Facebook’s reality checking project depends on criticism from the Facebook people group, as one of numerous sign Facebook uses to raise possibly false stories to certainty checkers for survey. Neighborhood articles will be reality checked close by the confirmation of photographs and recordings. In the event that one of Facebook’s reality checking accomplices distinguishes a story as false, Facebook will demonstrate it lower in News Feed, essentially lessening its dispersion.
Kelechi Deca
Kelechi Deca has over two decades of media experience, he has traveled to over 77 countries reporting on multilateral development institutions, international business, trade, travels, culture, and diplomacy. He is also a petrol head with in-depth knowledge of automobiles and the auto industry.

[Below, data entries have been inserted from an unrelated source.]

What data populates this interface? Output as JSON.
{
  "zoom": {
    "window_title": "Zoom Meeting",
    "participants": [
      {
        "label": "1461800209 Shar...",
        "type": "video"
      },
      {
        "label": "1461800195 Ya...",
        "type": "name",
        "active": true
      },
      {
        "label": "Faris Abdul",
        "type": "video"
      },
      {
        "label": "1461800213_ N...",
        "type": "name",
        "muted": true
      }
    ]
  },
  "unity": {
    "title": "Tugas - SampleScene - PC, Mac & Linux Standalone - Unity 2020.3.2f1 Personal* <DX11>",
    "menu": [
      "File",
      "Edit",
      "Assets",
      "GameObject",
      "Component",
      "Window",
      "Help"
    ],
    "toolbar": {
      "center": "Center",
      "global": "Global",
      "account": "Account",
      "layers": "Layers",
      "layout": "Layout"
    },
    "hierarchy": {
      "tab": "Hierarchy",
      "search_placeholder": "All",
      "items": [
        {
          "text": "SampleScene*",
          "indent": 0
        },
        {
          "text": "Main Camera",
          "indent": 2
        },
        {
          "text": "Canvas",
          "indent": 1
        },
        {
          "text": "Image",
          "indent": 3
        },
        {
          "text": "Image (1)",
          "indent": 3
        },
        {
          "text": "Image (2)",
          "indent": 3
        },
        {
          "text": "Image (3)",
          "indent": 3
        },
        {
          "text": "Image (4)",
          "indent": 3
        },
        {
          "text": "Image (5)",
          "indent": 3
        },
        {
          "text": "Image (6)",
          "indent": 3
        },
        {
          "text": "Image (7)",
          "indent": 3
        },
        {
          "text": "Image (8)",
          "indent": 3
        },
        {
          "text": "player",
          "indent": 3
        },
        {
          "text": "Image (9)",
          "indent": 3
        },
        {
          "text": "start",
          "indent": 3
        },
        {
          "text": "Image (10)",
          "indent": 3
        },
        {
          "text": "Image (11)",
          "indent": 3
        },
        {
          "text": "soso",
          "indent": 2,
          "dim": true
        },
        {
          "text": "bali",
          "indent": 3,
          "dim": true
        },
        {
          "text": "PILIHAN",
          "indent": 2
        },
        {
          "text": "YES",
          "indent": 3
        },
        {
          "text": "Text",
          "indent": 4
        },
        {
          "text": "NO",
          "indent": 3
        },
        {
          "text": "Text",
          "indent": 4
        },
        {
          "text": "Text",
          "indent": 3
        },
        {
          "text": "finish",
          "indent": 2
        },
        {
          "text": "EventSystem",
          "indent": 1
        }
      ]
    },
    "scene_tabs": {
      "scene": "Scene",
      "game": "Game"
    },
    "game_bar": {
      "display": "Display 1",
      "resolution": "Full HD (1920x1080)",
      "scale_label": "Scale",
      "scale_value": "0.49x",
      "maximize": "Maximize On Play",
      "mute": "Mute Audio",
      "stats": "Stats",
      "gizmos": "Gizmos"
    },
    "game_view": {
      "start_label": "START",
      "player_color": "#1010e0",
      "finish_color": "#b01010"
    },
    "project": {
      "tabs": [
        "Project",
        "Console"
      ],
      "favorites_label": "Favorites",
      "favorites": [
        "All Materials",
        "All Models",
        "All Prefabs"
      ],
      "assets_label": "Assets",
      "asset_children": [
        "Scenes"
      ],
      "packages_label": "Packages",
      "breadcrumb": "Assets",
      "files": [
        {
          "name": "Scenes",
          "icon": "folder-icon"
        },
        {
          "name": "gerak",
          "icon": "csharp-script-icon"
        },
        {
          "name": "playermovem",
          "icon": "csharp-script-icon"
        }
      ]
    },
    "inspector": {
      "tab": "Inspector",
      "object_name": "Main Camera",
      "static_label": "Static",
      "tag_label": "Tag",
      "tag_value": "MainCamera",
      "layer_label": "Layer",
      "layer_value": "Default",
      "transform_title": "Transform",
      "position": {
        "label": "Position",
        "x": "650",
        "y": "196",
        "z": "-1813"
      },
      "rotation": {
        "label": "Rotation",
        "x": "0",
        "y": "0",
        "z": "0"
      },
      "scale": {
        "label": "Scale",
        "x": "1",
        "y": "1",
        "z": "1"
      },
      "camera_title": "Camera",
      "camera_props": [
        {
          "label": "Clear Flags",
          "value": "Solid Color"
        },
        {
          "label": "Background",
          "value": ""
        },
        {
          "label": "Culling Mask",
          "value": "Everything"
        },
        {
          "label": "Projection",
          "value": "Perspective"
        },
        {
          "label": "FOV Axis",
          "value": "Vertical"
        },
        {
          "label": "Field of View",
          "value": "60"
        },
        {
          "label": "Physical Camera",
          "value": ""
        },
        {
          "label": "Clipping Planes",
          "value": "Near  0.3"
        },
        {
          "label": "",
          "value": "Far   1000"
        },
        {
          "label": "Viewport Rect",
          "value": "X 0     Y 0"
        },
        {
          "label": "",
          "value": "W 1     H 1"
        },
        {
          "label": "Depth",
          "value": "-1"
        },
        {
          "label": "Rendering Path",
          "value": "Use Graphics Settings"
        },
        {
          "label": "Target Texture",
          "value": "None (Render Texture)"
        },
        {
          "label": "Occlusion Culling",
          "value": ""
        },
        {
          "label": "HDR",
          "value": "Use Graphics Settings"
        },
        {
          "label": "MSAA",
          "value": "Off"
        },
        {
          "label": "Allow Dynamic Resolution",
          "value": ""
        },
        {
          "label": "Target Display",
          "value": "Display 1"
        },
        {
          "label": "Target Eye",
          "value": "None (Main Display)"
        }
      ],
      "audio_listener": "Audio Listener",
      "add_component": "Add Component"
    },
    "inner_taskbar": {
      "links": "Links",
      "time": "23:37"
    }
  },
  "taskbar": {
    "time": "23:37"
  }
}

This is a huge chance for agritech startups across Nigeria. The FCMB-Wennovation Agritech Incubation Programme, in conjunction with Wennovation Hub, has launched a bid to guide early-stage AgriTech Start-ups across Nigeria so that they can test and validate their ideas as well as gather their first set of customers or pivot if need be.
This will be done through a combination of financial support, guidance, and training. The secondary objective is to prepare these start-ups for acceleration.
Here Is All You Need To Know
The goal of the 2019 incubation is to:
Expose 10 teams across Nigeria to the root of the pre-defined problem statement by merging an in-depth problem definition strategy with an immersion process.
Support at least top 10 teams with a demonstrable Minimum Viable Product to build a sustainable business model by taking them through a design thinking workshop and subsequently a 3 weeks incubation program.
Support at least tops 2 Agritech startups in Nigeria with seed investments and grants.
Offer access to experienced mentors and a cohort structure that encourages peer learning and support.
Provide opportunities to connect with potential customers and investors.
What Are Expected of Prospective Applicants
Applications should focus on four problem statements, namely Input, Production, Processing and Storage, and Marketing and Sales, with Wennovation Hub looking for MVP-stage startups with some form of market validation.
The programme commences with a one-week immersion component where selected startups get to interact with community members through Wennovation Hub immersion partners. Startups who successfully complete the immersion programme and the required reporting commitments will be invited to a two-week Bootcamp in Lagos.
It all concludes with a demo day in September, with all successful startups to be taken into a six-month post-Bootcamp aftercare programme
At the end of calls for application, 10 Agritech start-ups will be selected for the incubation program.
The program will be concluded with a pitching competition at the demo day where 2 Agritech startups will win a total of N3million in Grants.
Charles Rapulu Udoh is a Lagos-based Lawyer with special focus on Business Law, Intellectual Property Rights, Entertainment and Technology Law. He is also an award-winning writer. Working for notable organizations so far has exposed him to some of industry best practices in business, finance strategies, law, dispute resolution, and data analytics both in Nigeria and across the world.